Example of the dynamic supervised graph.

Figure 6
figure 6

Architecture of EDynGE model.

We utilize two autoencoders to reconstruct the dynamic graph and supervised graph. The two autoencoders share parameters with each other. Figure 6 shows the architecture of the EDynGE model, where \(G_t\) and \(S_t\) indicate the climate graph and the supervised graph, respectively. The embedding vectors of \(G_t\) and \(S_t\) are denoted as \(g_t\) and \(s_t\), respectively. The autoencoder includes an encoder and decoder. We use \(y^i\) to indicate the i-th layer of the encoder, and \(\widehat{y^i}\) is used to denote the i-th layer of the decoder. The autoencoder reconstructs the input data using the encoder and decoder to calculate the graph’s embedding vector. The encoder uses non-linear functions to extract the features for mapping the graphs into the embedding space, which are formulated as

$$\begin{aligned} y^1= & {} \delta (W^1G_t+b^1)\end{aligned}$$
(3)
$$\begin{aligned} y^i= & {} \delta (W^iy^{i-1}+b^i) \end{aligned}$$
(4)

where \(\delta\) is an activation function. \(W^i\) and \(b^i\) indicate the weight and basis in the i-th layer, respectively.
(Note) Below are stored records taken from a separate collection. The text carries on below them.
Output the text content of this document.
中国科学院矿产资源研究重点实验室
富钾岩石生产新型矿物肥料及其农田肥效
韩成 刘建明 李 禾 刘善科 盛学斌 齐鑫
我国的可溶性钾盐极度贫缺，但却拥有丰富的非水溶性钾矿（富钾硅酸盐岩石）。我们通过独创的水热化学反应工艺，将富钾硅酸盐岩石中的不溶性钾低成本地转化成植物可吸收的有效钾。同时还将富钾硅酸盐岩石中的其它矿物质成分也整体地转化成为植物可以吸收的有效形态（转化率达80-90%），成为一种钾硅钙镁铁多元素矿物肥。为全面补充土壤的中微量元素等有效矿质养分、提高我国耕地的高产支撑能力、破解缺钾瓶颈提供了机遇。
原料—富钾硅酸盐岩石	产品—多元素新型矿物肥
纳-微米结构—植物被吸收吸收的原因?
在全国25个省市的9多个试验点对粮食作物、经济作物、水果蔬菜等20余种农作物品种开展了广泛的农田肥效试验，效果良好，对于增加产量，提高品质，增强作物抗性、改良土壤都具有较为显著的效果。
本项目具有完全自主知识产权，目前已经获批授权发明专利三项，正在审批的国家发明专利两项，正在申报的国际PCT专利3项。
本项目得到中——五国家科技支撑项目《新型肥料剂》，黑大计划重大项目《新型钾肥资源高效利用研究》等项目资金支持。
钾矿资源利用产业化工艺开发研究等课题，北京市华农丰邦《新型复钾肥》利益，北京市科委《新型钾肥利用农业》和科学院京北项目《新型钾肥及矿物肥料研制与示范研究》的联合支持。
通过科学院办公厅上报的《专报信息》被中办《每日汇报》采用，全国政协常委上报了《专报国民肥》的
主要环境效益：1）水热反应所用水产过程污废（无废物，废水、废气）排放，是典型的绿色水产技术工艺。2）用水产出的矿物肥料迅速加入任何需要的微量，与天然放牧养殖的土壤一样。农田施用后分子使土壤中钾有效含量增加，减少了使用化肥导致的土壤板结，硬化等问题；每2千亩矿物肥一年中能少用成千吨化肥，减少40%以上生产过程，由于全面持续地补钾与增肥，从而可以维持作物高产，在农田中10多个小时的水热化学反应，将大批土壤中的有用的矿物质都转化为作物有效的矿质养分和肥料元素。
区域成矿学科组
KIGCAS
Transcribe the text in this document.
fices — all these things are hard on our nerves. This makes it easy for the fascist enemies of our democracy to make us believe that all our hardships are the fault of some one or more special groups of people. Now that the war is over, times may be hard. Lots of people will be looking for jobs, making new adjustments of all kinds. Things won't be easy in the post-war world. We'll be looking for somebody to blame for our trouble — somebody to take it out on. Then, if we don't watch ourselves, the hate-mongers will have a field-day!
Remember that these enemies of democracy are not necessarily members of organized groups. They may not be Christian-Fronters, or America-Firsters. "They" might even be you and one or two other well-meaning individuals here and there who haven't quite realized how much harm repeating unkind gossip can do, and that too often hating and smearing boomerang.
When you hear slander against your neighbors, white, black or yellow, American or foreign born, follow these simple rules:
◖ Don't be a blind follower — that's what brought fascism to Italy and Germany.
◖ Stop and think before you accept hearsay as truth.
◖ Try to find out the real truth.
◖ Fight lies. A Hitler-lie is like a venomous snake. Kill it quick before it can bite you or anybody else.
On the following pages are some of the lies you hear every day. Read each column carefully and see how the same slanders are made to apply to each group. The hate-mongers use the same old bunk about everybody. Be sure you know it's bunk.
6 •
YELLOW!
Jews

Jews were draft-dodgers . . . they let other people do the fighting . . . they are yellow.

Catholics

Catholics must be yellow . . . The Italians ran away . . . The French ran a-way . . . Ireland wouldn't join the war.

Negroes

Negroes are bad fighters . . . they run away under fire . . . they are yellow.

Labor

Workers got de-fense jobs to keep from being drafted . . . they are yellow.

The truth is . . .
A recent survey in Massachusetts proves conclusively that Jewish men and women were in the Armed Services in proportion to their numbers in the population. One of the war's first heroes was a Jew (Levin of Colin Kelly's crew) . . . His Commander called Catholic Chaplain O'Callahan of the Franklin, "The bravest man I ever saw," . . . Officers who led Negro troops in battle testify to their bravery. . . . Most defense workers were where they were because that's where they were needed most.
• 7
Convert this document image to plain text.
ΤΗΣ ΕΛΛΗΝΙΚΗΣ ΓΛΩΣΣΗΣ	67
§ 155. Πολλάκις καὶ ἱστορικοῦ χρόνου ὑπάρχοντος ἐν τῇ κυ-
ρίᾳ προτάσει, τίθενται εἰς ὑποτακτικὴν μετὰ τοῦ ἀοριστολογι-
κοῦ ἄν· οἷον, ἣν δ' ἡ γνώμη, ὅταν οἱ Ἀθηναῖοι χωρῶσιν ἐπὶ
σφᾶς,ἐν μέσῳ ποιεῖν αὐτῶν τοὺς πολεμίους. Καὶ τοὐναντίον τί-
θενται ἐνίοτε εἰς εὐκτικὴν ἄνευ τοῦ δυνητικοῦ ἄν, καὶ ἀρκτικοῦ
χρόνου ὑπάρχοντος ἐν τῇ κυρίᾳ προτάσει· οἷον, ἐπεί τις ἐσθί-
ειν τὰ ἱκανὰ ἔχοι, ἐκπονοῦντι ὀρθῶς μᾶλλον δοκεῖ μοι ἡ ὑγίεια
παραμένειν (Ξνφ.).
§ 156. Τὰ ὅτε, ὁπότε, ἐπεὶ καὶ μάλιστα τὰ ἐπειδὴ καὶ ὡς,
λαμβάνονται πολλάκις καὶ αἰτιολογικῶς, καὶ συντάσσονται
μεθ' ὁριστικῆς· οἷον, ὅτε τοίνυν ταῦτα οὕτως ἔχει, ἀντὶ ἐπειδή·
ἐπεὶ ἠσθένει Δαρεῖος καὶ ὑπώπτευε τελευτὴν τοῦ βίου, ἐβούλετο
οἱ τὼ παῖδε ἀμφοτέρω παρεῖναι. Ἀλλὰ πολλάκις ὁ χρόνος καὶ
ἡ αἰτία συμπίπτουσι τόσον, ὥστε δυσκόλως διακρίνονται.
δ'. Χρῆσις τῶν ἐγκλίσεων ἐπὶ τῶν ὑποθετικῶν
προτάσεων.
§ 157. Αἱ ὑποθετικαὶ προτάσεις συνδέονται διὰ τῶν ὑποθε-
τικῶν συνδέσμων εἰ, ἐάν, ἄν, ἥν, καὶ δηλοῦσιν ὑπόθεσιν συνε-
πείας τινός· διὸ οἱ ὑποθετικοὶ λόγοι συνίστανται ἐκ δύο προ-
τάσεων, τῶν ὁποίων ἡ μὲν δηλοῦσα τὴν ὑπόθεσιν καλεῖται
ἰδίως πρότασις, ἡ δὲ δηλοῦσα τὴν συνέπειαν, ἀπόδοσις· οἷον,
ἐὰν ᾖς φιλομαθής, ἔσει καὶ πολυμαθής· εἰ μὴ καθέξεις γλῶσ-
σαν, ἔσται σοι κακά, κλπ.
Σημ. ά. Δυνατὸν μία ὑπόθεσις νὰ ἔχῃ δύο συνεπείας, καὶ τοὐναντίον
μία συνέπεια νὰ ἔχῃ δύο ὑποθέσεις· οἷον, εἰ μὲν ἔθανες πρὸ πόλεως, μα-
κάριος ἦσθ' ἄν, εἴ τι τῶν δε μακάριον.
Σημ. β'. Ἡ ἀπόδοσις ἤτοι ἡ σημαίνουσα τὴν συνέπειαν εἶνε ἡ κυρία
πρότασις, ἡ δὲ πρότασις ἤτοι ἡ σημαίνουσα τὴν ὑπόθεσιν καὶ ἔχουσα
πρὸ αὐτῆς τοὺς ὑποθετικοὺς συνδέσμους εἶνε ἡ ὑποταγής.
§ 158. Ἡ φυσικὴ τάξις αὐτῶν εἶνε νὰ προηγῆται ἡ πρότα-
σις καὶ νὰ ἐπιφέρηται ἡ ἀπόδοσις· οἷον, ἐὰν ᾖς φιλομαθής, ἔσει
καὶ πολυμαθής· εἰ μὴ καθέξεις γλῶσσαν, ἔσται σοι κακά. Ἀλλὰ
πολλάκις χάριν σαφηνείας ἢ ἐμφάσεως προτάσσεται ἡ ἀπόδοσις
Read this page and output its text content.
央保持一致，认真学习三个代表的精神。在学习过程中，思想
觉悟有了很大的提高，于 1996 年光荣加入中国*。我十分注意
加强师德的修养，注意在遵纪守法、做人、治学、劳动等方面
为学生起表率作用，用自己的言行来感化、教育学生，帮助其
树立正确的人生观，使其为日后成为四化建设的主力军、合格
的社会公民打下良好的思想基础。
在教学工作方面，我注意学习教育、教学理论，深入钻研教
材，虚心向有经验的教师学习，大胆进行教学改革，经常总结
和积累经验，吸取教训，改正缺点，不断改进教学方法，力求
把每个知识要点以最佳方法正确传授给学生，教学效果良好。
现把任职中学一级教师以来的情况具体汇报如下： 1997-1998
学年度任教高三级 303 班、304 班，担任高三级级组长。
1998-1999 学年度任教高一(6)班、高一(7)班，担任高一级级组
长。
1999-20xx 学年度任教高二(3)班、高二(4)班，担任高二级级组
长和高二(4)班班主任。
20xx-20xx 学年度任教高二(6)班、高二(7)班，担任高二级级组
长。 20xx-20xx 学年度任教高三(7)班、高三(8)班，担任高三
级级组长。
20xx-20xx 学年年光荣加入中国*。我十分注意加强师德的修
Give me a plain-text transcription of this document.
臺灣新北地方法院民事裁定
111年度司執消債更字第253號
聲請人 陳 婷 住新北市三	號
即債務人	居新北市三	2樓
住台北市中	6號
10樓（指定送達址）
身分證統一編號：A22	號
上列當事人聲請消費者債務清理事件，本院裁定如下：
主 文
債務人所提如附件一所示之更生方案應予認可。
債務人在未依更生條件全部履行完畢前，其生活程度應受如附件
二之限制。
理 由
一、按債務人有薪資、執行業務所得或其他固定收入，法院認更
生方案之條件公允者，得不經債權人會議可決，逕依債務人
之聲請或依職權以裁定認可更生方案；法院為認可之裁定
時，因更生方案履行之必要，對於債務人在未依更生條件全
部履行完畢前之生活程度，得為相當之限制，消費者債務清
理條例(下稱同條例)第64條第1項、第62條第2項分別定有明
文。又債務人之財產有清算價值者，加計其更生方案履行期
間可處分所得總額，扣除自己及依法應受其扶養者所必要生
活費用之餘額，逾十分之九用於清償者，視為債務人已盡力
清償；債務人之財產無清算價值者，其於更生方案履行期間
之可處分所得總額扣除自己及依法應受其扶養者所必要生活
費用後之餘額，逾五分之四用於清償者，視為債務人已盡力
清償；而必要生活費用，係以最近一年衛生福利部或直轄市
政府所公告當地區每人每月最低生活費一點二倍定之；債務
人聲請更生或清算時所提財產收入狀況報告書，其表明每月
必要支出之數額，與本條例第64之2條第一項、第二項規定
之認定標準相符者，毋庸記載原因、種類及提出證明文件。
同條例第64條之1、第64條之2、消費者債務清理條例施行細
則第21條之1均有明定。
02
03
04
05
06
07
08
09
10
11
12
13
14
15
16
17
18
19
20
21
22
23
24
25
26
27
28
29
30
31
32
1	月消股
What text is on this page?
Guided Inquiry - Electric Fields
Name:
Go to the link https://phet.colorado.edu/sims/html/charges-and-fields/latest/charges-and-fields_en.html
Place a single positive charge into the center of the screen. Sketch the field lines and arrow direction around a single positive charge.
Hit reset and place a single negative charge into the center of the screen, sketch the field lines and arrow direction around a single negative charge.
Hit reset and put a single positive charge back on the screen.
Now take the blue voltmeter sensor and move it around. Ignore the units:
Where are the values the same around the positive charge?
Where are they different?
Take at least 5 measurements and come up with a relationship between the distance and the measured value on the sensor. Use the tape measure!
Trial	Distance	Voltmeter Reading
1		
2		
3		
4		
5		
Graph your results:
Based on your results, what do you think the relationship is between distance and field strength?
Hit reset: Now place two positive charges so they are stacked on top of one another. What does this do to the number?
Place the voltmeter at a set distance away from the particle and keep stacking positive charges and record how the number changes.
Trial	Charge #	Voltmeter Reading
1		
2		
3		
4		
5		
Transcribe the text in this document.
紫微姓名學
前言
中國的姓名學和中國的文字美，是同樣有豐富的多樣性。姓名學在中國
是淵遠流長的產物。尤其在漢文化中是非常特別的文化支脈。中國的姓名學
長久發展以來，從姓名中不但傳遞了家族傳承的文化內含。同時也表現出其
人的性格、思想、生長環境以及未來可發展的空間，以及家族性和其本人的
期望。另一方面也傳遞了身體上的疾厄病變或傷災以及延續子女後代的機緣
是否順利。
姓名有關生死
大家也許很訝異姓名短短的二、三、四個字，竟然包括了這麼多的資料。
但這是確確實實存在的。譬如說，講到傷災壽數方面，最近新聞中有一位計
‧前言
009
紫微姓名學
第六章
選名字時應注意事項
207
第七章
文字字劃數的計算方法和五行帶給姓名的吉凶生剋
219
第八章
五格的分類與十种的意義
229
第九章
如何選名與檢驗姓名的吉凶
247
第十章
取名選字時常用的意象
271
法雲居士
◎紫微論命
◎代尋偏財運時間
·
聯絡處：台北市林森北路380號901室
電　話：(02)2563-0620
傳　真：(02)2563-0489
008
The ReLU function is utilized as the activation for making the neural network non-linear, which is formulated as \(f(y^i)=max(0,y^i)\)23. The decoder reconstructs the graph from the embedding vector, which is calculated by reversing the encoder’s computation.

The purpose of dynamic embedding is to reduce the distance between two graphs that have a similar entropy in an embedding space. Therefore, we establish a loss function based on the similarity of the graph entropy in the embedding layer, which is formulated as \({\mathscr {L}}_s = \frac{1}{T}\sum _{t=1}^{T}||g_t - s_t||^2_2\), where T indicates the number of time intervals. The graph \(G_t\) and supervised graph \(S_t\) have the smallest similarity on graph entropy. Thus, the function \({\mathscr {L}}_s\) reduces the loss between \(a_t\) and \(s_t\) to reduce the distance between two graphs in the embedding space. An autoencoder is used to reconstruct the input so that we have to establish a loss function for reducing the loss between the input and output, which are formulated as \({\mathscr {L}}_1 = \frac{1}{T}\sum _{t=1}^{T}||G_t - \widehat{G_t}||^2_2\). To avoid overfitting, we establish a regularization term that is formulated as \({\mathscr {L}}_{reg} = \frac{1}{2}\sum _{i=0}^{I}(||W^i||_2^2 + ||\widehat{W^i}||^2_2)\), where \(W^i\) and \(\widehat{W^i}\) indicates the weight of the encoder and decoder in the i-th layer. The joint loss function is established using the functions \({\mathscr {L}}_s\), \({\mathscr {L}}_1\), and \({\mathscr {L}}_{reg}\), which is formulated as

$$\begin{aligned} {\mathscr {L}} = \frac{1}{T}\sum _{t=1}^{T}||g_t - s_t||^2_2 + \frac{1}{T}\sum _{t=1}^{T}||G_t - \widehat{G_t}||^2_2 + \frac{1}{2}\sum _{i=0}^{I}(||W^i||_2^2 + ||\widehat{W^i}||^2_2) \end{aligned}$$
(5)

We utilize the gradient descent algorithm and backward propagation algorithm24,25 to train the model. Gradient descent is used to calculate the weight and basis in the output layer, which are formulated as \(W^I = W^I - \eta \frac{\partial {\mathscr {L}}}{\partial W^I}\) and \(b^I = b^I - \eta \frac{\partial {\mathscr {L}}}{\partial b^I}\), where I indicates the output layer. Each layer’s weight and basis are calculated using the backward propagation algorithm, which calculates the partial derivation of the loss function based on the chain rule for updating each layer’s weight and basis.